VoxForge
To add a missing word (as displayed in your HDMan log - dlog) to the VoxForge Lexicon, you need to look at the pronunciation of similar words in the dictionary, and create a new pronunciation entry for your word based on these similar words.
For example, if you want to add the word "winward", you would look up words that are similar, such as:
WINWOOD [WINWOOD] w ih n w uh d
In this case, this gives us the pronunciation for the "win" in the word "winward". Next, we look for words that contain "ward" in the dictionary, such as:
WOODWARD [WOODWARD] w uh d w er d
WARD [WARD] w ow r d
Notice that although the words "woodward" and "ward" contain the same sequence of letters (ward), they are pronounced differently - they have different phoneme sequences. Next you need to make a judgment call based on your knowledge of your English dialect (you might also want to listen to the actual audio passage that contains the word, but this could take too much time for each and every word you are unsure of... ). For me, the way I pronounce the word part "ward" in "winward" is closer to the sounds I make in "woodward" that in the word "ward". Therefore, the final pronunciation dictionary entry I would use would look like this:
WINWARD [WINWARD] w ih n w er d
You then need to add this word to your version of the VoxForge Lexicon in *Alphabetical* sequence. You need to repeat these steps for all the "missing words" words in your eText. It's a little tedious when you perform this process for the first time, but as you get familiar with the words and phonemes, it goes much quicker.
Start Festival
$ festival
From the Festival command line, there are a series of "lex" commands that can help you determine the phonemes contained in a word that is not included in the VoxForge dictionnary, and as an added bonus, you can actually listen to how Festival pronounces the word to get a better feel for the phonemes.
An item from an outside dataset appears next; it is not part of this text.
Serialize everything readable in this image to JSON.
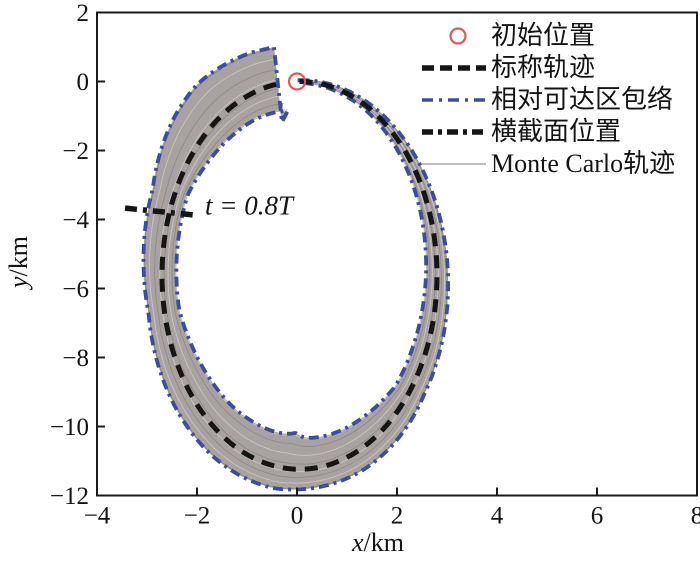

First, find out which lexicons (i.e. pronunciation dictionnaries and rules) are included in your distribution of Festival using the "lex.list" command as follows:
festival> (lex.list)
("english_poslex" "cmu")
Since VoxForge is based on the cmu dictionnary, we can use Festival to determine the phonemes of an unknown word, using Festival's dictionnary an pronunciation rules (see here for Festival's phone list).
Festival (rel 1.95) usullay uses the "cmu" lexicon by default. To make sure that you are using this dictionnary, use the following command:
festival> (lex.select "cmu")
Next, to determine the pronunciation of a word use the "lex.lookup" command as follows:
festival> (lex.lookup "internet")
("internet" nil (((ih n t) 1) ((er n) 0) ((eh t) 1)))
Festival will list the phonemes included in the word, but also includes numbers (these indicate "lexical stress" for a phoneme). Ignore the parathesis and numbers, and you have Festival's view of the phonemes that make up the word you entered. Therefore, for the word "Internet", Festival says its phonemes are: "ih n t er n eh t".
Create a new file called MissingWords, and Copy the missing words listed in the dlog log file from the HDMan run
Next, Run the MissingWordsCleanup.pl script as follows
$ perl ./MissingWOrdsCleanup.pl
This will create a good first draft of the pronunciations for the missing words - in a file called MissingWords_out. You still need to confirm these pronunciations to make sure they are OK. You can do this by looking at similar groups of letters in the missing words, and look up the pronunications for these groups in other known words - if they match, then use what Festival recommends. If they don't match, you need to make a judgement call based on your knowledge of English.
In the current example, once all the missing words have been added, your VoxForge Lexicon should look like this: VoxForgeDict.
Once you finish adding all your words, re-run the HDMan command:
$ HDMan -A -D -T 1 -m -w wlist -i -l dlog dict VoxForgeDict
And review the HDMan log output (i.e. dlog) again to make sure that you did not miss any other words.
Note: One common error is to put the new entries in the Lexicon
file in the wrong sort order. You might have to experiment with
word placement (especially with words containing non-alphanumeric
characters) to get it so that HDMan will run correctly. |
The HDMan command with create a dictionnary file called: dict. Your dict file is essentially all the words in your wlist file with added pronounciation information.